I remember trying over and over again to draw the correct lines, growing bitter and erasing and erasing. Fortunately, my art teacher was right over my shoulder to teach me an important lesson.
“Don’t erase the other one, just draw a new line over it.”
It went against every fiber in my being, but I did it. I did it for the rest of my drawings. None of the lines were perfect, but together, somehow, all of the imperfect lines made one perfect one.
I had a great writing teacher once.
It was the first semester of my college career, and we were learning the basics. We read an excerpt from “Bird by Bird” by Anne Lamott called “Shitty First Drafts.” My teacher shared a very important piece of advice.
“Write drunk, and edit sober.”
It went against every bone in my body to not make a detailed, organized outline and to edit each word with scrupulous care as I went along. I couldn’t even dare to type any sentences that didn’t have perfect structure and an important role in the piece. But somehow, as I sat down to write for the class, I was able to produce some great ideas by just typing anything that came to my mind—anything at all, no matter how absurd.

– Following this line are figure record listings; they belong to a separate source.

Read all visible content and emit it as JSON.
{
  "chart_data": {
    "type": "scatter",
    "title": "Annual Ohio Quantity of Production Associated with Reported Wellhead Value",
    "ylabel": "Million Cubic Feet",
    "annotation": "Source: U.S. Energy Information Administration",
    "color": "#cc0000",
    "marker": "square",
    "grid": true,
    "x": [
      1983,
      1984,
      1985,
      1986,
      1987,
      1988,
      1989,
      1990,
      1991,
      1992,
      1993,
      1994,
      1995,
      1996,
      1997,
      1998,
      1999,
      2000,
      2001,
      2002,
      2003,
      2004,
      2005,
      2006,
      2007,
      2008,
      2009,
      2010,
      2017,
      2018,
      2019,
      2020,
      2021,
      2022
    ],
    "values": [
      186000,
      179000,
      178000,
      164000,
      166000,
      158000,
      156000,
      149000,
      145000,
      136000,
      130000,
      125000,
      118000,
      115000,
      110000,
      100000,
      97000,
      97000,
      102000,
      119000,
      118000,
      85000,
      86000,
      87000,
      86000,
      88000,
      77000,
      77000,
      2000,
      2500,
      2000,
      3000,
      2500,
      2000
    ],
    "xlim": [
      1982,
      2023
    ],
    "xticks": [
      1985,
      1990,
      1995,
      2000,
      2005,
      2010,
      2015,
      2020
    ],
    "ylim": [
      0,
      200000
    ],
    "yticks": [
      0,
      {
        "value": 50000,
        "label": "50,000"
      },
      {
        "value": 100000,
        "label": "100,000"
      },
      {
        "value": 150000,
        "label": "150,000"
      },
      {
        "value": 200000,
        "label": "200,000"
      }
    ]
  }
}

I had a great creativity teacher once.
It was last semester and my life was busier than ever. I had joined a new group on campus, got a new, more demanding job, and had to adjust to living on my own in a new apartment, making my own meals, and commuting to and from school each day. Undoubtedly, things were messy. But my creativity teacher gave our class a challenge.
“Embrace the messiness,” she said.
Embrace the messiness? She clearly doesn’t understand, I thought. I’m constantly trying to rid my life of messiness. I try to keep things neat and clean: my schedule, my grades, my living space, my heart, and you want me to embrace messiness?

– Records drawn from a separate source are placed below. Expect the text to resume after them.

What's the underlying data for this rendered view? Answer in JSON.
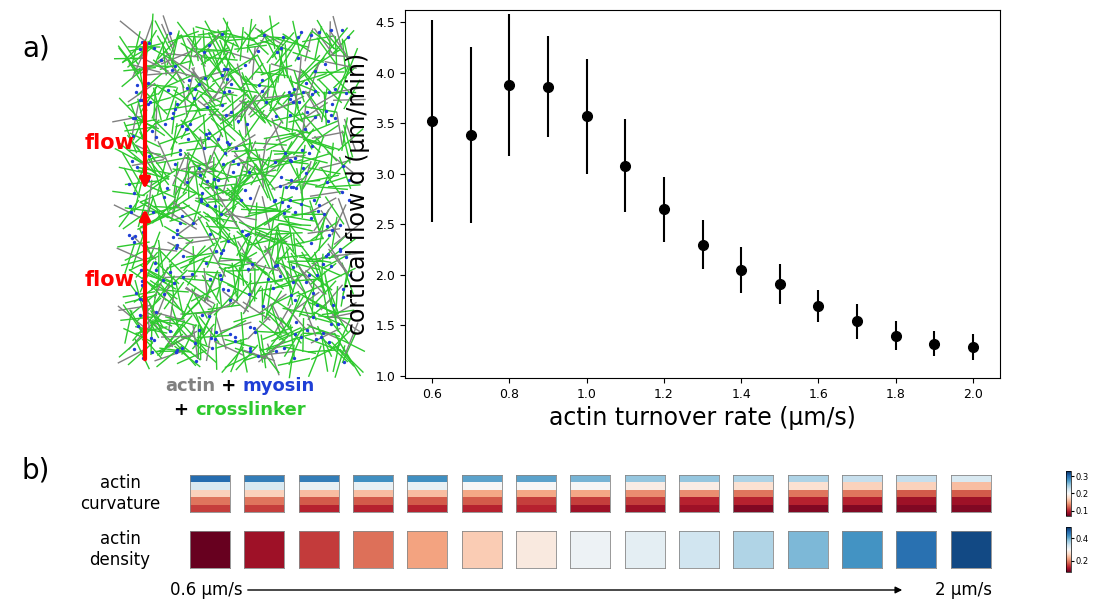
{
  "panel_labels": [
    "a)",
    "b)"
  ],
  "illustration": {
    "flow_labels": [
      "flow",
      "flow"
    ],
    "legend_lines": [
      [
        {
          "text": "actin",
          "color": "#808080"
        },
        {
          "text": " + ",
          "color": "#000000"
        },
        {
          "text": "myosin",
          "color": "#1f3fd6"
        }
      ],
      [
        {
          "text": "+ ",
          "color": "#000000"
        },
        {
          "text": "crosslinker",
          "color": "#2ec92e"
        }
      ]
    ]
  },
  "chart_data": [
    {
      "type": "scatter",
      "xlabel": "actin turnover rate (μm/s)",
      "ylabel": "cortical flow d (μm/min)",
      "x": [
        0.6,
        0.7,
        0.8,
        0.9,
        1.0,
        1.1,
        1.2,
        1.3,
        1.4,
        1.5,
        1.6,
        1.7,
        1.8,
        1.9,
        2.0
      ],
      "values": [
        3.52,
        3.38,
        3.88,
        3.86,
        3.57,
        3.08,
        2.65,
        2.3,
        2.05,
        1.91,
        1.69,
        1.54,
        1.4,
        1.32,
        1.29
      ],
      "errors": [
        1.0,
        0.87,
        0.7,
        0.5,
        0.57,
        0.46,
        0.32,
        0.24,
        0.23,
        0.2,
        0.16,
        0.17,
        0.14,
        0.12,
        0.13
      ],
      "color": "#000000",
      "marker": "o",
      "xlim": [
        0.53,
        2.07
      ],
      "ylim": [
        0.98,
        4.62
      ],
      "xticks": [
        0.6,
        0.8,
        {
          "value": 1.0,
          "label": "1.0"
        },
        1.2,
        1.4,
        1.6,
        1.8,
        {
          "value": 2.0,
          "label": "2.0"
        }
      ],
      "yticks": [
        {
          "value": 1.0,
          "label": "1.0"
        },
        1.5,
        {
          "value": 2.0,
          "label": "2.0"
        },
        2.5,
        {
          "value": 3.0,
          "label": "3.0"
        },
        3.5,
        {
          "value": 4.0,
          "label": "4.0"
        },
        4.5
      ]
    },
    {
      "type": "heatmap",
      "color": "RdBu",
      "x_start_label": "0.6 μm/s",
      "x_end_label": "2 μm/s",
      "rows": [
        {
          "label": "actin\ncurvature",
          "cells": [
            [
              0.3,
              0.22,
              0.17,
              0.13,
              0.11
            ],
            [
              0.29,
              0.22,
              0.17,
              0.13,
              0.11
            ],
            [
              0.29,
              0.21,
              0.16,
              0.12,
              0.1
            ],
            [
              0.28,
              0.21,
              0.16,
              0.12,
              0.1
            ],
            [
              0.28,
              0.21,
              0.16,
              0.12,
              0.1
            ],
            [
              0.27,
              0.2,
              0.15,
              0.12,
              0.1
            ],
            [
              0.27,
              0.2,
              0.15,
              0.11,
              0.1
            ],
            [
              0.26,
              0.2,
              0.15,
              0.11,
              0.09
            ],
            [
              0.25,
              0.19,
              0.14,
              0.11,
              0.09
            ],
            [
              0.25,
              0.19,
              0.14,
              0.1,
              0.09
            ],
            [
              0.24,
              0.18,
              0.13,
              0.1,
              0.08
            ],
            [
              0.24,
              0.18,
              0.13,
              0.1,
              0.08
            ],
            [
              0.23,
              0.17,
              0.13,
              0.1,
              0.08
            ],
            [
              0.23,
              0.17,
              0.12,
              0.09,
              0.08
            ],
            [
              0.22,
              0.16,
              0.12,
              0.09,
              0.08
            ]
          ],
          "color_range": [
            0.07,
            0.33
          ],
          "color_ticks": [
            0.1,
            0.2,
            0.3
          ]
        },
        {
          "label": "actin\ndensity",
          "cells": [
            [
              0.1
            ],
            [
              0.13
            ],
            [
              0.16
            ],
            [
              0.19
            ],
            [
              0.22
            ],
            [
              0.25
            ],
            [
              0.28
            ],
            [
              0.31
            ],
            [
              0.32
            ],
            [
              0.34
            ],
            [
              0.36
            ],
            [
              0.39
            ],
            [
              0.42
            ],
            [
              0.45
            ],
            [
              0.48
            ]
          ],
          "color_range": [
            0.1,
            0.5
          ],
          "color_ticks": [
            0.2,
            0.4
          ]
        }
      ]
    }
  ]
}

Yes, she did. And so did my art teacher and my writing teacher, because they knew something that I didn’t.
Day in and day out we strive for perfection. We strive to draw that perfectly curved line, to write a great story or essay without having to go through a shitty first draft, to organize our lives in avoidance of chaos. But we don’t always get a chance to erase the line, to revise our first drafts, or to coordinate every detail of our lives. When we strive for perfection in ourselves, our lives, and in others we will always be disappointed.
But when we encounter beauty in the imperfect, when we let our ideas flow without restriction, when we welcome disarrangement, only then can we create something truly exquisite.
There is beauty in flaws, in imperfections, in notes sung off key, in crooked lines, and shitty first drafts.
My teachers knew something I didn’t: life is the art of drawing without an eraser.